Garfunkel: Yeah, I read my autobiography. I’m putting it out in book form next year. My style of writing is poetic. It’s somewhat rhymed, and it’s somewhat unrhymed — it’s prose poetry. I wrote about my career, my marriage, my kids, Paul Simon. I wrote about the wonder of it all and the mystery of being alive.
I’ve been around a while. I became a film actor, I became a concert artist, I got married, I raised kids, I walked across the United States, I walked across Europe, Mike. I walked across Japan. I’ve read 1,200 books; they’re all listed on my website.
I go through the decades, but when I get to the Simon & Garfunkel years, I give that a real quick treatment. (chuckles) It’s about the glorious hard studio work, period. That’s the ’60s for me. You have a lucky career, and you stand on top with “Bridge Over Troubled Water.” What is the remaining part? How do you then go on from there? That’s what this book is.
Mettler: Speaking of “Bridge Over Troubled Water,” many of us feel it’s one of the benchmark vocals in popular music.
Garfunkel: Mmm, that was my hope. Thank you.
Mettler: You must have spent hours crafting how every word came across.
Garfunkel: On the first verse, every phrase is really carefully constructed. It took a lot of studio hours. I don’t want to ruin the illusion of its seamless flow, but there are so many pieces we were trying to seamlessly put together. It took time.

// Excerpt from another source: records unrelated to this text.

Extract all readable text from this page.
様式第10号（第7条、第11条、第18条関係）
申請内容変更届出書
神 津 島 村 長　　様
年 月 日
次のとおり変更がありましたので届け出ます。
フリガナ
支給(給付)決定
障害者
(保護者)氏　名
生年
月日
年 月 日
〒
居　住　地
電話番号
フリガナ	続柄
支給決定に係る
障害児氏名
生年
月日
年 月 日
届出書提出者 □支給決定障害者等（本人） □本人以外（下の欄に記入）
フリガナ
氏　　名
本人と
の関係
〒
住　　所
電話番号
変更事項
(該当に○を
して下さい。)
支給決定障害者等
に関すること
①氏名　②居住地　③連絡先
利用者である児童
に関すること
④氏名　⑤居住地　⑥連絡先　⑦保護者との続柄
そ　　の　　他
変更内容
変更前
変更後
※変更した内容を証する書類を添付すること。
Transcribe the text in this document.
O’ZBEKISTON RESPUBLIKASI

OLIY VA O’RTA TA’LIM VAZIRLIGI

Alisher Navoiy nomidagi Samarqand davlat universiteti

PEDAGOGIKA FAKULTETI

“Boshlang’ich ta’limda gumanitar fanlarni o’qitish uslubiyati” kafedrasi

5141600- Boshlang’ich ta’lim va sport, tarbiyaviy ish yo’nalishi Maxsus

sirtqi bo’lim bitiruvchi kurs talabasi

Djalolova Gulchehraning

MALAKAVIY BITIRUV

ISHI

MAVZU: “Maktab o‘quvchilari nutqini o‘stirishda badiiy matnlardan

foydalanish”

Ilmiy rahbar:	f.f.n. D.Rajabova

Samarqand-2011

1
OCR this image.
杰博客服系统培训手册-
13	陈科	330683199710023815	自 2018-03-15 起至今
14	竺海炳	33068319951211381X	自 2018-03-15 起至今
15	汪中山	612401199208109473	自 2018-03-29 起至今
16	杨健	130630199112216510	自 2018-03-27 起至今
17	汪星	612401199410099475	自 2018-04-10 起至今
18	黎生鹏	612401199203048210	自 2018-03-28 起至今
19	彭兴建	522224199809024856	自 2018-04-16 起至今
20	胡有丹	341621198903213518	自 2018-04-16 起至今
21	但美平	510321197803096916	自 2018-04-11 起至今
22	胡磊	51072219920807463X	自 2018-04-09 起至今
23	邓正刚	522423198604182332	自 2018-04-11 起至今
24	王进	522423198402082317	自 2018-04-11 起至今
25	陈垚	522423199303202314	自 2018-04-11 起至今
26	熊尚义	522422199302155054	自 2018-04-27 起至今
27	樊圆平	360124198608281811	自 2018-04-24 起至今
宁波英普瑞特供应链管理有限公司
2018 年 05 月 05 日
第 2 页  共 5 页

Garfunkel: Oh, it was so satisfying to make it. Before the world heard that, Paul, Roy Halee, and I heard it first. It was a great thrill to step back and say, ‘Look what came out of us! Thank you, Lord!’ And I’ll take the compliment. It’s artful.
Mettler: Could we see you ever performing that song again with the songwriter, Paul Simon?
Garfunkel: I don’t know.
Mettler: Would you want to?
Garfunkel: Yes. (brief pause) Yes.
Mettler: To wrap things up: What else would you like to do, or record?
Garfunkel: I want to create another terrific song, one that’ll get the juices flowing. I’ll go for the goosebumps again. All of that is within my palette of getting another one of those in while I’m here on earth.